Another strange thing: mothering in the time of a pandemic. My kids currently think this is the greatest spring-break extension ever. They are watching a lot of TV. They are also playing computer games and riding bikes and staying up late to read chapter books with headlamps. And all the while, their father and I are quietly talking about how there are no eggs in the grocery store. There’s a sentence I couldn’t have fathomed writing a few weeks ago… no eggs in the grocery store. Their capacity to enjoy the present moment is beautiful, but the burden I feel to shield them from all the scarcity and the fear and the spiraling-what-ifs is heavy. And being with them is a bit like having a foot in two different universes. It’s disorienting and overwhelming at times to balance the realities and needs of both universes.

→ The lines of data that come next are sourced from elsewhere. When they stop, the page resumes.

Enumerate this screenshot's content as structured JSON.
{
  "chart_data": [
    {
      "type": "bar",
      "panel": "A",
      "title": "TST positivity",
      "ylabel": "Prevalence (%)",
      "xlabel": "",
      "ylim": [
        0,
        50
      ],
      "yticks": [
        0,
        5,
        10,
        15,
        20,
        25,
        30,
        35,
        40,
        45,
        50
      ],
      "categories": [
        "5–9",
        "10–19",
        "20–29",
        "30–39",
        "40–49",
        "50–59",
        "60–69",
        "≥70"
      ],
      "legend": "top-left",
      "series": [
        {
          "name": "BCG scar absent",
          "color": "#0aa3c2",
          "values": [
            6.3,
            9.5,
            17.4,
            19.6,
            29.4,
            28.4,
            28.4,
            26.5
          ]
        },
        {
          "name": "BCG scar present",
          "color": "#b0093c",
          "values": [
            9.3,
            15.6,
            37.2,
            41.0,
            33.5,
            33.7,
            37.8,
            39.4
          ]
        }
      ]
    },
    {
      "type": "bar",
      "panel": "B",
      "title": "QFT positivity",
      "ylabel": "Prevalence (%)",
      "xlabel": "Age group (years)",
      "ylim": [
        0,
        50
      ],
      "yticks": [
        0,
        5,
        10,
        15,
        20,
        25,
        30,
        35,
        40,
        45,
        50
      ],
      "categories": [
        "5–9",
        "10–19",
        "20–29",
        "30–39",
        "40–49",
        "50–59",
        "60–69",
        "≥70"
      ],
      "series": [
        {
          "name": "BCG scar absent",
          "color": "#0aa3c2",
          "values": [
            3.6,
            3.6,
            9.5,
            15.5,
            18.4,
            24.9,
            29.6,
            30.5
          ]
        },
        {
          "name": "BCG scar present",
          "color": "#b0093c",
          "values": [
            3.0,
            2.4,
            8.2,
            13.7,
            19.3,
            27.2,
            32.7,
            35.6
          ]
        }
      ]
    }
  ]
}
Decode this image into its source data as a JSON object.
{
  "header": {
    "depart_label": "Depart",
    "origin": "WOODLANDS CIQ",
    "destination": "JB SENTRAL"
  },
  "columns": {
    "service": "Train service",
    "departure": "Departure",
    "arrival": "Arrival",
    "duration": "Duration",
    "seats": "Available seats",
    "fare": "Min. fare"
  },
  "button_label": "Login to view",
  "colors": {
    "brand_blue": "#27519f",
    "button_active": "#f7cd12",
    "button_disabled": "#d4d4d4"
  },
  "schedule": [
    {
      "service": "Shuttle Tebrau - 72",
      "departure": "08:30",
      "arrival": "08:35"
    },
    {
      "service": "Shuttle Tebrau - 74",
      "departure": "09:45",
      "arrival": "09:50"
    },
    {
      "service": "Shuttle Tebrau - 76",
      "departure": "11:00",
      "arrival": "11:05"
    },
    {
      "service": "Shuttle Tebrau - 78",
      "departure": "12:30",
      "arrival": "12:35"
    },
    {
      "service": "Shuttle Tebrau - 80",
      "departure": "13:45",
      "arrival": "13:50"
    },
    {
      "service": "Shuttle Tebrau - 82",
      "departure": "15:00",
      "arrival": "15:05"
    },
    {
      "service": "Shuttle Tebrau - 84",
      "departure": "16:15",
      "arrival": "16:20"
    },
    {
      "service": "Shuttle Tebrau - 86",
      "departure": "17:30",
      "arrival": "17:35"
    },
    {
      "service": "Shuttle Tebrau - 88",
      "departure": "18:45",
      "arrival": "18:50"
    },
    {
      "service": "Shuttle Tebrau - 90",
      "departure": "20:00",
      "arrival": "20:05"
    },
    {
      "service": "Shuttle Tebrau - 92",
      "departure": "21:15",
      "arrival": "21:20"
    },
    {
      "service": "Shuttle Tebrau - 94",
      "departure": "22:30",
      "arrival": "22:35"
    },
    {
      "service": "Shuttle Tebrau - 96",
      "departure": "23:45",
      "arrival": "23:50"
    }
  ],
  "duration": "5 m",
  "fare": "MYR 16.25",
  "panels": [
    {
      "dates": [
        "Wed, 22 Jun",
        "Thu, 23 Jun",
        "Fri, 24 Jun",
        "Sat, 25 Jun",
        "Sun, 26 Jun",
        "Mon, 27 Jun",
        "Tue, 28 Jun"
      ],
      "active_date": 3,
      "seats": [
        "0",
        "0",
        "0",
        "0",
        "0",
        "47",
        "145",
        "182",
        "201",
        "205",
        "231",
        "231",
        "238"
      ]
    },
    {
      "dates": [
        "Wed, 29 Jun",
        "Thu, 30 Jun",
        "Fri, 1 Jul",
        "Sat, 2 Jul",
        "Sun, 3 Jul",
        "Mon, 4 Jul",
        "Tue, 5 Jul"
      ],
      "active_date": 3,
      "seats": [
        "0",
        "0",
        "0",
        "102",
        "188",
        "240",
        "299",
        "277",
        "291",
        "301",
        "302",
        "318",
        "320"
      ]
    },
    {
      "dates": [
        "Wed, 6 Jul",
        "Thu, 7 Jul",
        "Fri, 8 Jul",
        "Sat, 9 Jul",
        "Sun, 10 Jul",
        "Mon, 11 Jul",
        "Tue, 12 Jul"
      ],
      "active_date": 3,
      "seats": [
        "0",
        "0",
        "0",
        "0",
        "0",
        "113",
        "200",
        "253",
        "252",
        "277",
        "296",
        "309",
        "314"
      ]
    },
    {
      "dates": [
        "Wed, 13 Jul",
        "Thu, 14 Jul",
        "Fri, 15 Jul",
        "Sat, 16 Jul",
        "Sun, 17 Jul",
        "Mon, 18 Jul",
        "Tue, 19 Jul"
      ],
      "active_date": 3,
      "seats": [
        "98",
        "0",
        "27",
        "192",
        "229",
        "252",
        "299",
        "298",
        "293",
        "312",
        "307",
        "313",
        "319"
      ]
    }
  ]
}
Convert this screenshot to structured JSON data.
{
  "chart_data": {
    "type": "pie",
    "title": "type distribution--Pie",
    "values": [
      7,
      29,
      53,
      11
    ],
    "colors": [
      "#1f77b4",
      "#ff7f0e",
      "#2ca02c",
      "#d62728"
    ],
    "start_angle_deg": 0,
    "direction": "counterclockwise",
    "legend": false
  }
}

And on that note, can I make a simple observation about all of us sudden-pandemic-homeschoolers? Some people had their full-color daily schedule chart printed within a few hours of school cancellation and were ready to go. Well-meaning home school moms (and some sanctimonious ones) took to social media to share tips and tricks. Public and private school teachers rallied and created online lesson plans within a few days. We all most definitely want what’s best for our kids… for them to continue to grow and learn and thrive even in the time of a pandemic. But if you’re like me, maybe you find you need to just take a moment and breathe? No color-coded daily schedule chart can make this feel normal. It’s traumatic and scary and overwhelming and we grown-ups are juggling our own really big emotions and feelings and worries. Some of us are trying to figure out how to work from home while simultaneously educating our children. It’s ok if we don’t have enough margin left to jump into creating a fully-formed idealized homeschool world. (Now some of us will cope with all the big feelings by creating a fully-formed idealized homeschool world as it gives us a focus for our energy.) My point is: there’s not a right or a wrong way. And I just want to say that if you feel a little ashamed by your inability to muster the energy for such plans, it’s ok. You’re not alone and you’re not failing and your kids will turn out fine even if they happen to miss out on 2 months of 1st grade. Basically, I think its ok in these first few pandemic-days if you just constantly feel like you need to nap. I know I do.
Just maybe go outside and listen to the birds sing for a little while, too. As it turns out, the world is still spinning.